Block & Tackle. Around the gracious, red brick campus, the football area is known tersely as “Vaught’s Valley.” Into the valley each afternoon strides Coach Vaught, his square shoulders bulging a red sweatshirt out of shape, to teach a brand of football that is as tough as he looks—and as tough as he himself once played. Back at Texas Christian they still remember one tackle made in 1932 by All-America Guard Vaught that left both the ball carrier and himself lying senseless on the field. “I’m a fundamentalist,” Vaught says. “I believe in perfection of execution, in the blocking and tackling angles of the game.” Signs spotted around his office spell out his football philosophy: “Put ’em on the ground!”
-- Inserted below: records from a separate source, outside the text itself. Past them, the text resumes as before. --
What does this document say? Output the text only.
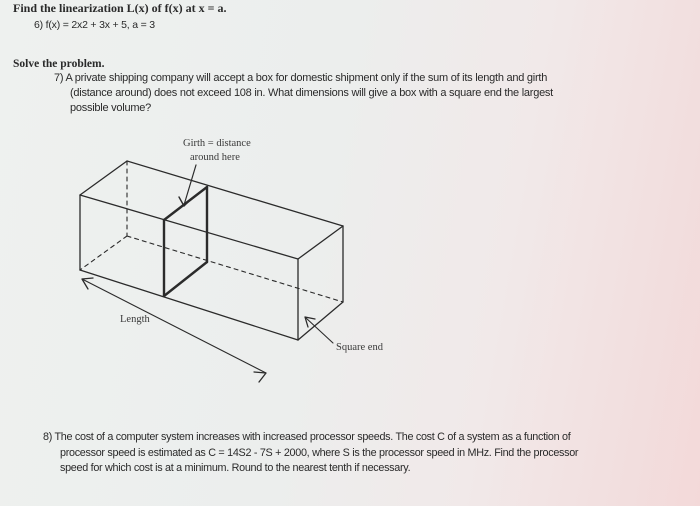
Find the linearization L(x) of f(x) at x = a.
6) f(x) = 2x2 + 3x + 5, a = 3
Solve the problem.
7) A private shipping company will accept a box for domestic shipment only if the sum of its length and girth
(distance around) does not exceed 108 in. What dimensions will give a box with a square end the largest
possible volume?
Girth = distance
around here
Length
Square end
8) The cost of a computer system increases with increased processor speeds. The cost C of a system as a function of
processor speed is estimated as C = 14S2 - 7S + 2000, where S is the processor speed in MHz. Find the processor
speed for which cost is at a minimum. Round to the nearest tenth if necessary.
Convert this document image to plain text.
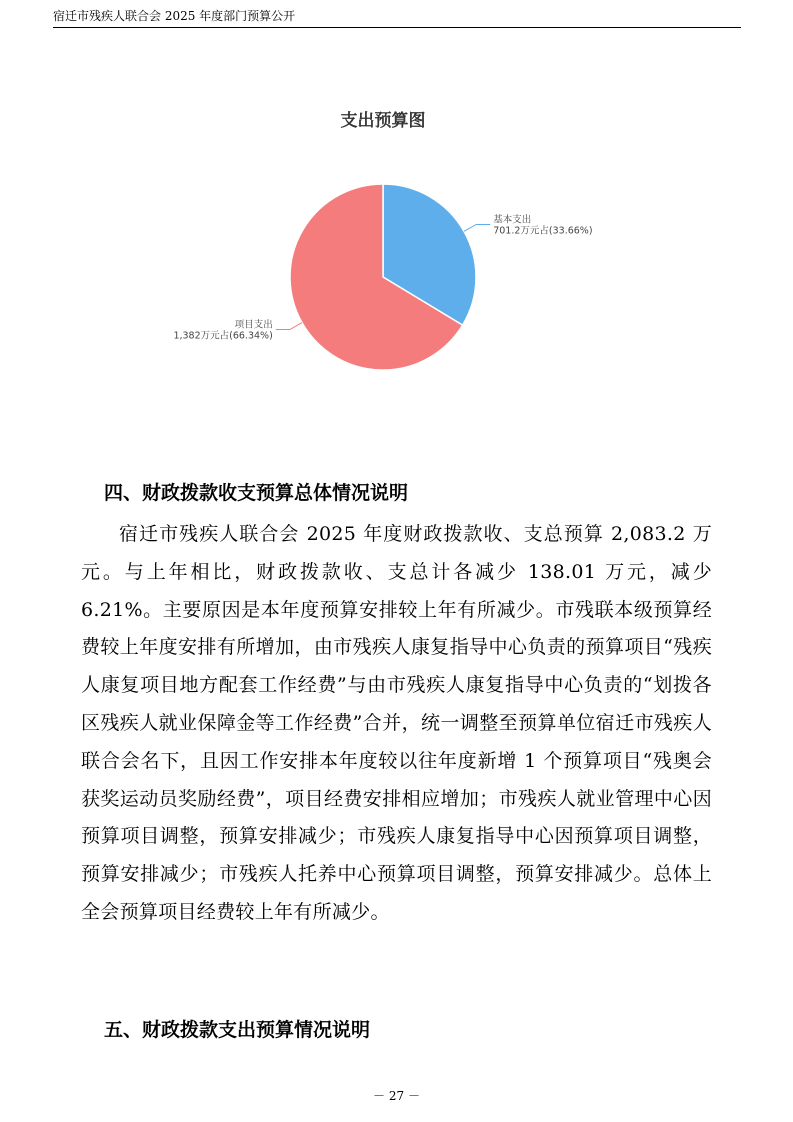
宿迁市残疾人联合会 2025 年度部门预算公开
支出预算图
基本支出
701.2万元占(33.66%)
项目支出
1,382万元占(66.34%)
四、财政拨款收支预算总体情况说明

宿迁市残疾人联合会 2025 年度财政拨款收、支总预算 2,083.2 万元。与上年相比，财政拨款收、支总计各减少 138.01 万元，减少 6.21%。主要原因是本年度预算安排较上年有所减少。市残联本级预算经费较上年度安排有所增加，由市残疾人康复指导中心负责的预算项目“残疾人康复项目地方配套工作经费”与由市残疾人康复指导中心负责的“划拨各区残疾人就业保障金等工作经费”合并，统一调整至预算单位宿迁市残疾人联合会名下，且因工作安排本年度较以往年度新增 1 个预算项目“残奥会获奖运动员奖励经费”，项目经费安排相应增加；市残疾人就业管理中心因预算项目调整，预算安排减少；市残疾人康复指导中心因预算项目调整，预算安排减少；市残疾人托养中心预算项目调整，预算安排减少。总体上全会预算项目经费较上年有所减少。

五、财政拨款支出预算情况说明
－ 27 －
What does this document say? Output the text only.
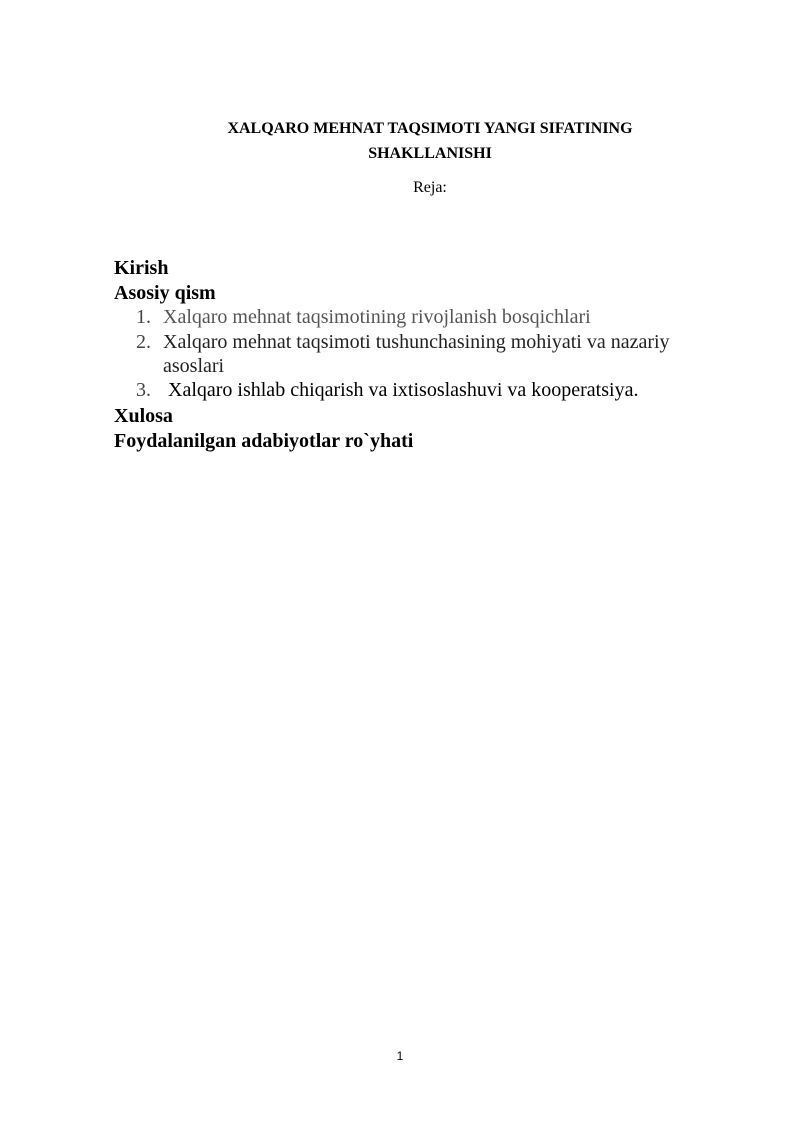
XALQARO MEHNAT TAQSIMOTI YANGI SIFATINING
SHAKLLANISHI
Reja:
Kirish
Asosiy qism
1. Xalqaro mehnat taqsimotining rivojlanish bosqichlari
2. Xalqaro mehnat taqsimoti tushunchasining mohiyati va nazariy asoslari
3. Xalqaro ishlab chiqarish va ixtisoslashuvi va kooperatsiya.
Xulosa
Foydalanilgan adabiyotlar ro`yhati
1
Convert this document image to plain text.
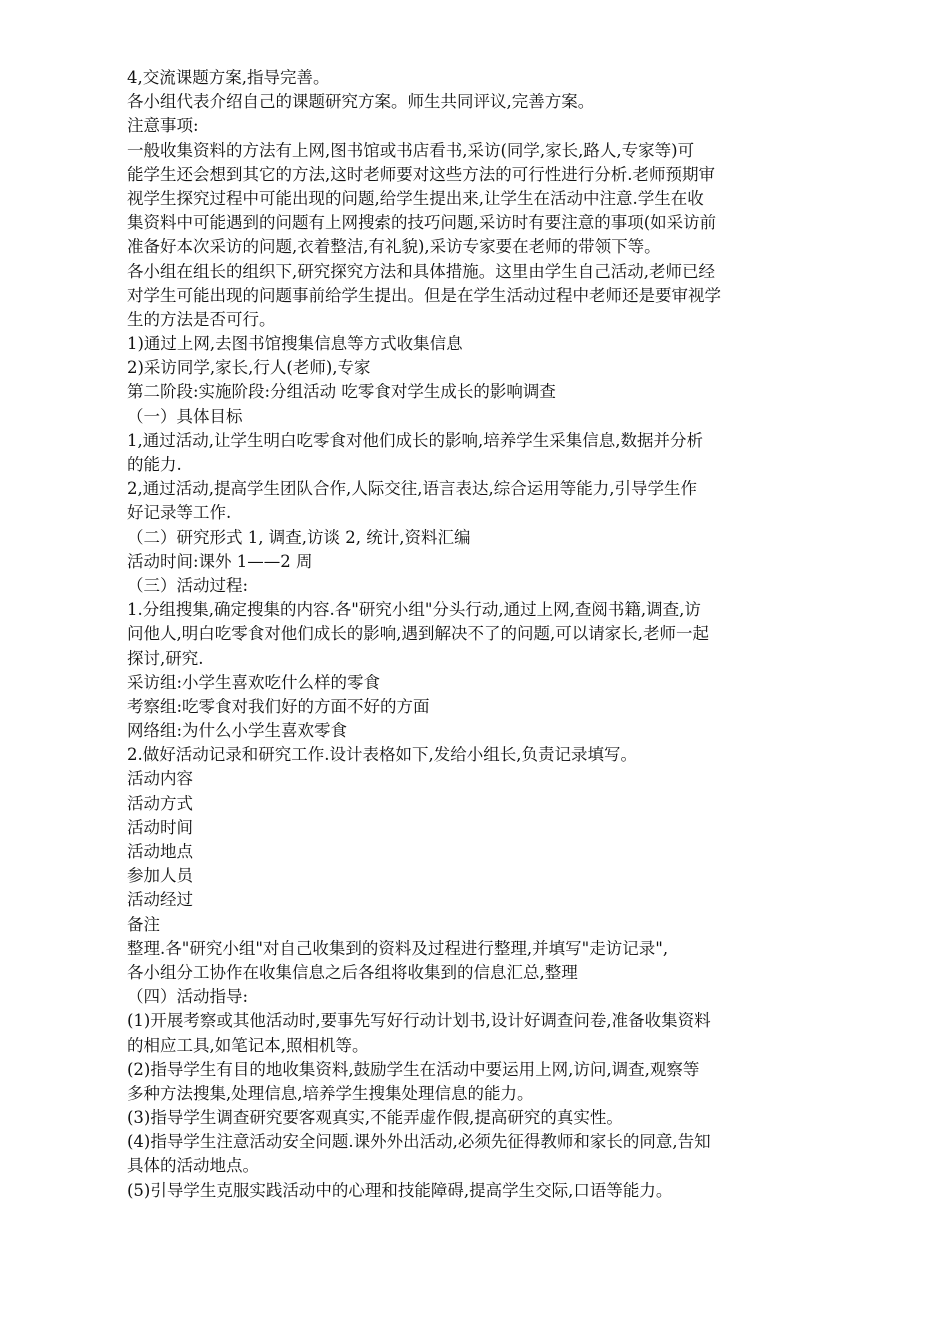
4,交流课题方案,指导完善。
各小组代表介绍自己的课题研究方案。师生共同评议,完善方案。
注意事项:
一般收集资料的方法有上网,图书馆或书店看书,采访(同学,家长,路人,专家等)可
能学生还会想到其它的方法,这时老师要对这些方法的可行性进行分析.老师预期审
视学生探究过程中可能出现的问题,给学生提出来,让学生在活动中注意.学生在收
集资料中可能遇到的问题有上网搜索的技巧问题,采访时有要注意的事项(如采访前
准备好本次采访的问题,衣着整洁,有礼貌),采访专家要在老师的带领下等。
各小组在组长的组织下,研究探究方法和具体措施。这里由学生自己活动,老师已经
对学生可能出现的问题事前给学生提出。但是在学生活动过程中老师还是要审视学
生的方法是否可行。
1)通过上网,去图书馆搜集信息等方式收集信息
2)采访同学,家长,行人(老师),专家
第二阶段:实施阶段:分组活动 吃零食对学生成长的影响调查
（一）具体目标
1,通过活动,让学生明白吃零食对他们成长的影响,培养学生采集信息,数据并分析
的能力.
2,通过活动,提高学生团队合作,人际交往,语言表达,综合运用等能力,引导学生作
好记录等工作.
（二）研究形式 1, 调查,访谈 2, 统计,资料汇编
活动时间:课外 1——2 周
（三）活动过程:
1.分组搜集,确定搜集的内容.各"研究小组"分头行动,通过上网,查阅书籍,调查,访
问他人,明白吃零食对他们成长的影响,遇到解决不了的问题,可以请家长,老师一起
探讨,研究.
采访组:小学生喜欢吃什么样的零食
考察组:吃零食对我们好的方面不好的方面
网络组:为什么小学生喜欢零食
2.做好活动记录和研究工作.设计表格如下,发给小组长,负责记录填写。
活动内容
活动方式
活动时间
活动地点
参加人员
活动经过
备注
整理.各"研究小组"对自己收集到的资料及过程进行整理,并填写"走访记录",
各小组分工协作在收集信息之后各组将收集到的信息汇总,整理
（四）活动指导:
(1)开展考察或其他活动时,要事先写好行动计划书,设计好调查问卷,准备收集资料
的相应工具,如笔记本,照相机等。
(2)指导学生有目的地收集资料,鼓励学生在活动中要运用上网,访问,调查,观察等
多种方法搜集,处理信息,培养学生搜集处理信息的能力。
(3)指导学生调查研究要客观真实,不能弄虚作假,提高研究的真实性。
(4)指导学生注意活动安全问题.课外外出活动,必须先征得教师和家长的同意,告知
具体的活动地点。
(5)引导学生克服实践活动中的心理和技能障碍,提高学生交际,口语等能力。
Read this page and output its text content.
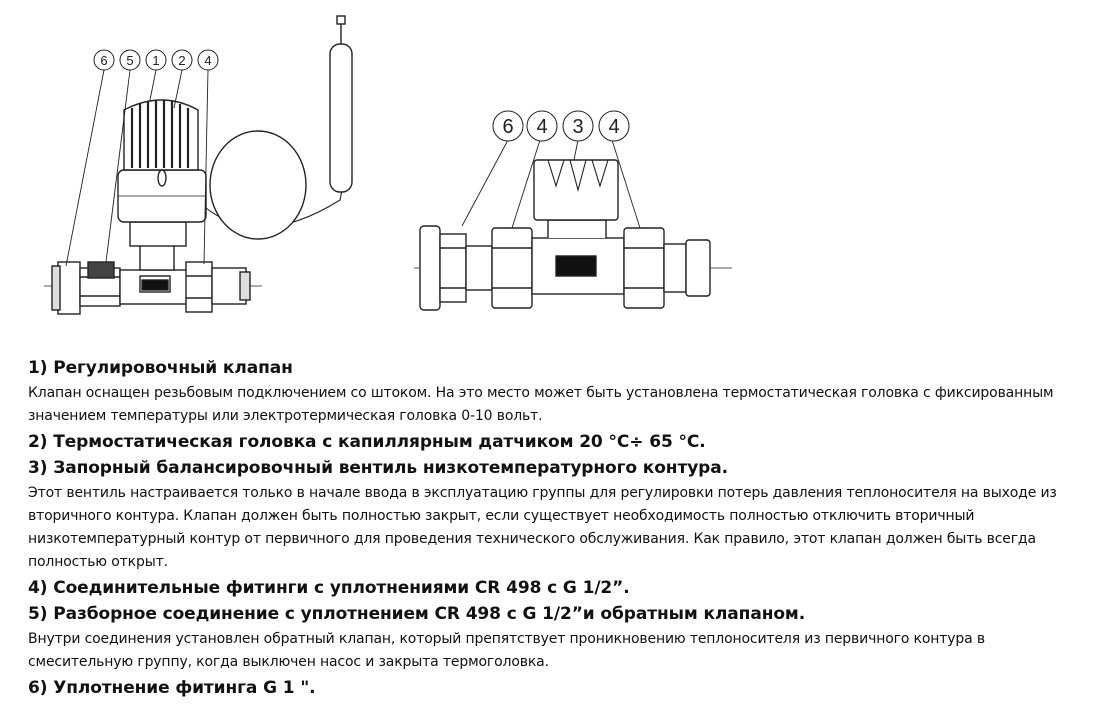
6 5 1 2 4
6 4 3 4
1) Регулировочный клапан

Клапан оснащен резьбовым подключением со штоком. На это место может быть установлена термостатическая головка с фиксированным значением температуры или электротермическая головка 0-10 вольт.

2) Термостатическая головка с капиллярным датчиком 20 °C÷ 65 °C.
3) Запорный балансировочный вентиль низкотемпературного контура.

Этот вентиль настраивается только в начале ввода в эксплуатацию группы для регулировки потерь давления теплоносителя на выходе из вторичного контура. Клапан должен быть полностью закрыт, если существует необходимость полностью отключить вторичный низкотемпературный контур от первичного для проведения технического обслуживания. Как правило, этот клапан должен быть всегда полностью открыт.

4) Соединительные фитинги с уплотнениями CR 498 с G 1/2”.
5) Разборное соединение с уплотнением CR 498 с G 1/2”и обратным клапаном.

Внутри соединения установлен обратный клапан, который препятствует проникновению теплоносителя из первичного контура в смесительную группу, когда выключен насос и закрыта термоголовка.

6) Уплотнение фитинга G 1 ".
Under Mississippi law, the state-supported university cannot give Coach Vaught a contract for longer than four years. But Ole Miss does its best to show its deep appreciation to Vaught by giving him a new four-year contract every year, honoring him like the state institution he is. When Vaught makes his annual speech before the alumni in Jackson, says one official, “you’d think the President was coming.” Colleges from other states have invited Coach Johnny Reb to become an adopted son, but to no avail. “Home is where the heart is, and that’s Oxford,” says Coach Johnny Vaught. “I never expect to leave.”